Patrick J. Michaels
Friday, October 16, 2009
Antarctic Ice Melt Lowest Ever Measured.
Where’s the headline? Where’s the television camera? Anyone out there?
It’s right there in the September 24 issue of the refereed journal Geophysical Research Letters. The senior author is Marc Tedesco of City College of New York, not exactly off the mainstream media’s beaten path. The work was sponsored by NASA.
Every summer (our winter), the edges of Antarctica warm up just enough for some snow to melt. Obviously, a little warming will create quite a bit more melting, which is a factor in dreaded sea-level rise from global warming.
Satellites have been monitoring this activity in both the North and South polar regions since 1980. What Tedesco wrote was this: “A 30-year minimum Antarctic snowmelt record occurred during austral summer 2008-09” (emphasis added).
Here’s a graph of his snowmelt data.

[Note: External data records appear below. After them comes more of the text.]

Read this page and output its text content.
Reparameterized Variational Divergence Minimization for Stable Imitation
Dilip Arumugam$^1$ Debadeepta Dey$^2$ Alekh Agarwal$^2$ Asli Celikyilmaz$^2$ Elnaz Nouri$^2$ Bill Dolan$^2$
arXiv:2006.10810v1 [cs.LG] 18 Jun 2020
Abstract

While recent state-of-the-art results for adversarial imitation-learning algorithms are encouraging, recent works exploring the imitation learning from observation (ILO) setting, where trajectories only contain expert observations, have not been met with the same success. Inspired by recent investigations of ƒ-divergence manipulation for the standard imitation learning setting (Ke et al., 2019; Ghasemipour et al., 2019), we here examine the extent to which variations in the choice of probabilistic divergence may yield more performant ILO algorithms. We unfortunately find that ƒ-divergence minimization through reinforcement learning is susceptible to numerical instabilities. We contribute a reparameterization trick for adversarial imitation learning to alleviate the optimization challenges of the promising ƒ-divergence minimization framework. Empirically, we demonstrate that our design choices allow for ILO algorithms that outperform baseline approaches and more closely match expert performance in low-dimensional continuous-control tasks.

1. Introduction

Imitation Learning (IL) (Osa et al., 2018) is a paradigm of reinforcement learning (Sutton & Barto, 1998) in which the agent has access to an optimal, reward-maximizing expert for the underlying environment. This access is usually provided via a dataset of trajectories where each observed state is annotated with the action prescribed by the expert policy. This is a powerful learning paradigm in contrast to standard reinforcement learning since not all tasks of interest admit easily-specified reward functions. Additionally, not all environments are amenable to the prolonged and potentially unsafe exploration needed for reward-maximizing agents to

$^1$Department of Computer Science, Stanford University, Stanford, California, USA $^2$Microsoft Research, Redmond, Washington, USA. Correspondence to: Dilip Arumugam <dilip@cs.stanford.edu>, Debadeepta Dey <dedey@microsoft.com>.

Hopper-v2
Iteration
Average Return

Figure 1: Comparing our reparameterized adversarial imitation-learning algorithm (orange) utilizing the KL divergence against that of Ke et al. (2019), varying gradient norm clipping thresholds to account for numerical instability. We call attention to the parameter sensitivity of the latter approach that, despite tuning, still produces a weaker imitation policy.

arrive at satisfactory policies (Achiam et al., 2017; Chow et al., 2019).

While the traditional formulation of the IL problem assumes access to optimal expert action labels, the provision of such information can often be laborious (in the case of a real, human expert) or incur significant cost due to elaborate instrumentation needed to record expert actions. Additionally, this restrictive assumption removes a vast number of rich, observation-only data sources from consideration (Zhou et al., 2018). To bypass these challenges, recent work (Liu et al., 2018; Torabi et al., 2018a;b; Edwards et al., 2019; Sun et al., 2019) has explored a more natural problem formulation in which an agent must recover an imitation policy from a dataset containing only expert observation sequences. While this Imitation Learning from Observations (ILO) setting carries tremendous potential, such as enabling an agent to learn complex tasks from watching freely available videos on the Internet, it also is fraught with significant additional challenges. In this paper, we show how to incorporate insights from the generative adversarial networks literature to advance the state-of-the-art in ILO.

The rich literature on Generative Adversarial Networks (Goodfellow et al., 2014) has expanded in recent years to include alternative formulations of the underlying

It was obscured in a very busy chart in the original paper, so I’ve taken the liberty of stripping it out to stand alone.

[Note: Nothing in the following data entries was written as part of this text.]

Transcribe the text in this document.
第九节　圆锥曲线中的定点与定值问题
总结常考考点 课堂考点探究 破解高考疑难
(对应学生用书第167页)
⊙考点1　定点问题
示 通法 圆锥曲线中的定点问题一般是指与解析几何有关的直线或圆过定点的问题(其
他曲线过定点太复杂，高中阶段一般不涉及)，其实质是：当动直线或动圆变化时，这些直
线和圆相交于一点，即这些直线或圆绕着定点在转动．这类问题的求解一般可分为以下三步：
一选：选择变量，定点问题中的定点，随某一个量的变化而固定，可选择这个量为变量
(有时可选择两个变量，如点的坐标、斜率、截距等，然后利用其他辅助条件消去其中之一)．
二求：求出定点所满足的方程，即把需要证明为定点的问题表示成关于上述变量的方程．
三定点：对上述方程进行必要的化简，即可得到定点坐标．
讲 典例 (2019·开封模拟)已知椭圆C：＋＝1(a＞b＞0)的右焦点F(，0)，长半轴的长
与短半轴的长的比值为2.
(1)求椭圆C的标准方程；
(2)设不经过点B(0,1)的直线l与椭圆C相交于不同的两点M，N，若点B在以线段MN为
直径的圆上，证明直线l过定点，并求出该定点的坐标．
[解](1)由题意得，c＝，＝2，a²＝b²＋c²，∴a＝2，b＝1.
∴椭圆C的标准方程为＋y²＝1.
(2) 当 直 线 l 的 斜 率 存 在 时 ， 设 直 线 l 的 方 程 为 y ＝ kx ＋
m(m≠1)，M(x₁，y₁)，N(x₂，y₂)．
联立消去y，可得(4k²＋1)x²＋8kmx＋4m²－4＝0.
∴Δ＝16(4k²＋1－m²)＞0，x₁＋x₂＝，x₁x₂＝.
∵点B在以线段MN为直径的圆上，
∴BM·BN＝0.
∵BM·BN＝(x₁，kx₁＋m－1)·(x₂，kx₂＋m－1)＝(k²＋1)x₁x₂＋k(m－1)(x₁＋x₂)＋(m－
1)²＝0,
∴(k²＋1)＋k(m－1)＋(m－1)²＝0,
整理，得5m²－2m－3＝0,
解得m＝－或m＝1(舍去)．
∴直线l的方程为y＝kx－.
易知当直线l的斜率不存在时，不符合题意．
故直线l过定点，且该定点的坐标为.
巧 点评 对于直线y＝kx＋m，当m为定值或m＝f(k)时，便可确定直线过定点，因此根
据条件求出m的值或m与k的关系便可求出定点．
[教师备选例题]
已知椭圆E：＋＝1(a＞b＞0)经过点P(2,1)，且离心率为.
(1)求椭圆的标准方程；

Summer Melt in Antarctica Appears to be Declining, not Increasing.
It’s obvious that it’s not just this year that is of interest. The last three years are clearly those with the lowest aggregate melt on record. You might even see a downward trend since the beginning of the record in 1980.
It’s a reasonable surmise that there was no press coverage because there was no press release. NASA is keeping this thing hushed up. (We wouldn’t expect environmental journalists to occasionally glance at the scientific literature, such as Geophysical Research Letters, right?).
The Agency is also highly selective about the global warming science it chooses to trumpet. For example, Tedesco has also published on melting in Greenland, and NASA wrote press releases on those papers, which were not nearly as newsworthy as the thirty-year decline in Antarctic melt. Examples:
May 29, 2007: NASA Researcher Finds Days of Snow Melting on the Rise in Greenland. “In 2006, Greenland experienced more days of melting snow and at higher altitudes than average over the past 18 years.” Stop the presses! The last we heard each and every year has a fifty-fifty chance of being above (or below) average.
September 20, 2007: NASA Researchers Find Snowmelt in Antarctica Creeping Inland. “…Only satellites can fully capture the extent of changes in snow melting…researchers [including Tedesco] …confirmed that Antarctic snow is melting farther inland…melting at higher altitudes than ever, and increasingly melting on Antarctica’s largest ice shelf.” How on earth does this square with the obvious decrease in melt just published by the same researchers? Doesn’t this press release demand another on the newer work?
Earth to NASA: The 2007 Antarctic paper used twenty years of data, the 2009 paper has the entire record back to 1980. Even looking at the graph through 1998, it’s apparent that there is no net increase in melt.
September 25, 2007: NASA finds Greenland Snow Melting Hit Record High in High Places. This one is unbelievably misleading. “In fact, the amount of snow that has melted this year over Greenland is the equivalent of more than twice the surface size of the U.S.”. This is patently impossible – as Greenland’s total area is about a quarter of that of the lower 48 states.
There’s more. In the most recent paper, Tedesco and his co-authors take pains not to step on a highly publicized study of surface temperature trends published by University of Washington’s Eric Steig that was hailed as evidence for human-induced warming. At the time it was published, critics pointed out that there was no trend whatsoever in recent decades and that what warming had occurred took place before the great increase in atmospheric carbon dioxide.
Indeed, Tedesco begins his conclusions by stating that his results “do not contradict” the Steig study. Why? According to Tedesco, because Steig’s work begins in the 1950s, long before his 1980 start date. All this did was to confirm that warming pretty much stopped three decades ago. Where’s that press release?
NASA’s seems to beat the drum only when the news on global warming is bad, and remains mute when it is good. And, for that matter, so is that of the environmental journalism community, apparently incapable of filing an original story about an article from a refereed scientific journal that flies in the face of previous reportage on climate change.